A 3-Month Course of Long-Acting Repeatable Octreotide (Sandostatin LAR) Improves Portal Hypertension in Patients With Cirrhosis: A Randomized Controlled Study

Abstract

In patients with cirrhosis, acute octreotide administration may transiently decrease the hepatic venous pressure gradient (HVPG). Information on long-term effects of octreotide is limited and controversial. We evaluated portal and systemic hemodynamics following a prolonged administration of long-acting octreotide in patients with cirrhosis. Eighteen cirrhotic patients (alcoholic 12; age 55 yr [44-69]; Pugh's score 7.8; HVPG 17.3 mmHg [12-22]), no steatohepatitis on histology, were randomized to intramuscular octreotide 20 mg (group A) q 4 wk for 3 months or placebo (group B) in a double-blind fashion.
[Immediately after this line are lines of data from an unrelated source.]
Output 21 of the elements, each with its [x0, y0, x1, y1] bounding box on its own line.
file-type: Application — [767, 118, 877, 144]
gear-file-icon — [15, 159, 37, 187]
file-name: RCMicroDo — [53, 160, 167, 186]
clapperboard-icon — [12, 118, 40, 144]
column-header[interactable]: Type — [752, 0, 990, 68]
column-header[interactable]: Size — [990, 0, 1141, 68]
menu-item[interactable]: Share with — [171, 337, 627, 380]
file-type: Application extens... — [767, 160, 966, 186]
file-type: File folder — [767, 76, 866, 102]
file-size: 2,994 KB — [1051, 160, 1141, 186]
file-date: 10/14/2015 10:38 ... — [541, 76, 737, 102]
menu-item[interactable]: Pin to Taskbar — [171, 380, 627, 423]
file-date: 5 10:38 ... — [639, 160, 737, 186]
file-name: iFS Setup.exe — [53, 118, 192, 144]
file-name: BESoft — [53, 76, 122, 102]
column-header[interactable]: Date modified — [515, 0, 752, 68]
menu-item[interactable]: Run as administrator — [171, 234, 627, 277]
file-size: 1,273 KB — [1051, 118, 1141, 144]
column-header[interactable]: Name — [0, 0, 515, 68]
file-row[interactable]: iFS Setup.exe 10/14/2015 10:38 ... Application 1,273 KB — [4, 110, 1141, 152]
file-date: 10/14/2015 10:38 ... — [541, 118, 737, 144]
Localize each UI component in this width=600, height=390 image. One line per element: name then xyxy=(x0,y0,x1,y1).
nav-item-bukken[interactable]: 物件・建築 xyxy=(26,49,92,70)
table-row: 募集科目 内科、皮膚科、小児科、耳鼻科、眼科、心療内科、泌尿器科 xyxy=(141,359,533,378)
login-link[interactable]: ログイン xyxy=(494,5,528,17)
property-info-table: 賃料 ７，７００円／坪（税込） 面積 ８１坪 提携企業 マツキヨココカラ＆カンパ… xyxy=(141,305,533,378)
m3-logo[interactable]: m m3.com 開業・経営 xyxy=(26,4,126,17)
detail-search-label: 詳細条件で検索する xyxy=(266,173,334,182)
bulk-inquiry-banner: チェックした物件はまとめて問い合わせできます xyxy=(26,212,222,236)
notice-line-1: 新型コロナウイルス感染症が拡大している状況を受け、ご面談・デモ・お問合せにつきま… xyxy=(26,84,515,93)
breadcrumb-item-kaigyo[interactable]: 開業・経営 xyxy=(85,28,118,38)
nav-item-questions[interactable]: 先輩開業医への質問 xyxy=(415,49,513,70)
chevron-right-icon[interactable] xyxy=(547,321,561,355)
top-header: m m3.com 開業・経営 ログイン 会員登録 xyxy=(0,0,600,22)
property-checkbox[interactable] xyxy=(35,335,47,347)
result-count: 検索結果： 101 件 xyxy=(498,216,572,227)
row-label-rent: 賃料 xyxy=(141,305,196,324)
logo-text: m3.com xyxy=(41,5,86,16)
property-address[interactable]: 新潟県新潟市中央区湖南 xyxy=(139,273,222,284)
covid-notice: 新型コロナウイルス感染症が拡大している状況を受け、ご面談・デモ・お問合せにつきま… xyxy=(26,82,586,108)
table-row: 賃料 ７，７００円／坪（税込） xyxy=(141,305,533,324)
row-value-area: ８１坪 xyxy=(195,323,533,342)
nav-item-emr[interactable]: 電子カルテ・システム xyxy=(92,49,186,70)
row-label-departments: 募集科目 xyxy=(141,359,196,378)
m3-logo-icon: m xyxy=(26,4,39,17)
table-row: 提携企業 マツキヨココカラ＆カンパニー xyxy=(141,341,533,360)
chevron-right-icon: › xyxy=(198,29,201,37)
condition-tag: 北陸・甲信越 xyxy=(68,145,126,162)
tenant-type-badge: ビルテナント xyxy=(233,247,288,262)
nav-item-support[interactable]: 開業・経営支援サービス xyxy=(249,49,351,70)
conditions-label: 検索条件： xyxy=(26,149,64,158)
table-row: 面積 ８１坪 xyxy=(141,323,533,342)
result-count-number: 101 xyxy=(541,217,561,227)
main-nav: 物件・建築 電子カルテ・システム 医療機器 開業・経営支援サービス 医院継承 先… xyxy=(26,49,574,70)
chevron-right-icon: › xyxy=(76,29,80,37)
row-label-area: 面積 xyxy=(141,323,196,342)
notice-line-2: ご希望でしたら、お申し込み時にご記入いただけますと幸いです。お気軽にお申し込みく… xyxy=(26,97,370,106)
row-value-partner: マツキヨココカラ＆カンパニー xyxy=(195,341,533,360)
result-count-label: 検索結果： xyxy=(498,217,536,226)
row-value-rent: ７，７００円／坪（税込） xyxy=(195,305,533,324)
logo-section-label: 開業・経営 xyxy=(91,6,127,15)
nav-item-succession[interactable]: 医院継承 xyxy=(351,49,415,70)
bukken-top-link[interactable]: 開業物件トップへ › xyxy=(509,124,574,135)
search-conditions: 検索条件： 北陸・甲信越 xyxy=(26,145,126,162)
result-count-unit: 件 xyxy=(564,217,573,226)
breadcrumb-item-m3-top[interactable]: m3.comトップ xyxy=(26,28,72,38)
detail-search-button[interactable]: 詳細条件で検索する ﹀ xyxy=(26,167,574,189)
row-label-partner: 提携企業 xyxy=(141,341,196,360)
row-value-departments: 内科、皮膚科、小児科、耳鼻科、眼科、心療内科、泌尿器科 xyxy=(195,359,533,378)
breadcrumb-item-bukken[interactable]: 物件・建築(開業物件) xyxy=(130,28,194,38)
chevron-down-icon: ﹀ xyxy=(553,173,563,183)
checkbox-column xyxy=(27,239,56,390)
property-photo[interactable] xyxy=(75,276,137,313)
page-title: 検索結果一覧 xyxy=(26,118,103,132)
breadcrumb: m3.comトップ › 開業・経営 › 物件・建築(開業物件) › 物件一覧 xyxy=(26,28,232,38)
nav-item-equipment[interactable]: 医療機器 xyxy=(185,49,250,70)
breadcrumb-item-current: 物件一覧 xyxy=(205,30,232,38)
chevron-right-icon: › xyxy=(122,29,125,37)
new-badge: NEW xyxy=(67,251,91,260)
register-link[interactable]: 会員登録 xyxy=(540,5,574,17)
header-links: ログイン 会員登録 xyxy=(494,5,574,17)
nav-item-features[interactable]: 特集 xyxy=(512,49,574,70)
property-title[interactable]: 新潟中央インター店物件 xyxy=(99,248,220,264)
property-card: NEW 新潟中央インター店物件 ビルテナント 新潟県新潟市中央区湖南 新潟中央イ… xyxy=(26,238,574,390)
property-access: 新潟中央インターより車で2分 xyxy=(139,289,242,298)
At baseline and 3 months, we measured the HVPG, systemic hemodynamics, endothelin-1 (ET-1), and vascular endothelial growth factor (VEGF) in hepatic venous blood. Patients remained compensated except for one episode of infection in each group. At 3 months, the HVPG decreased in group A but not in group B (16.5 +/- 1.3 to 11.8 +/- 1.5 mmHg, P < 0.01; 18.2 +/- 1 to 17 +/- 1.1 mmHg, P= 0.4). Systemic hemodynamics and liver function remained unchanged. In group A, but not in group B, VEGF decreased (21.2 +/- 4.7 to 13.7 +/- 3.5 pg/mL, P < 0.01; 22.5 +/- 7.8 to 19.2 +/- 5.4 pg/mL, P= 0.4). ET-1 remained stable. Changes in HVPG and VEGF were correlated (r = 0.49, P < 0.05). Three months of long-acting octreotide in selected cirrhotic patients with portal hypertension decreases the HVPG independent of systemic hemodynamics and liver function. The decrease in VEGF blood levels suggests an improvement in splanchnic hyperemia.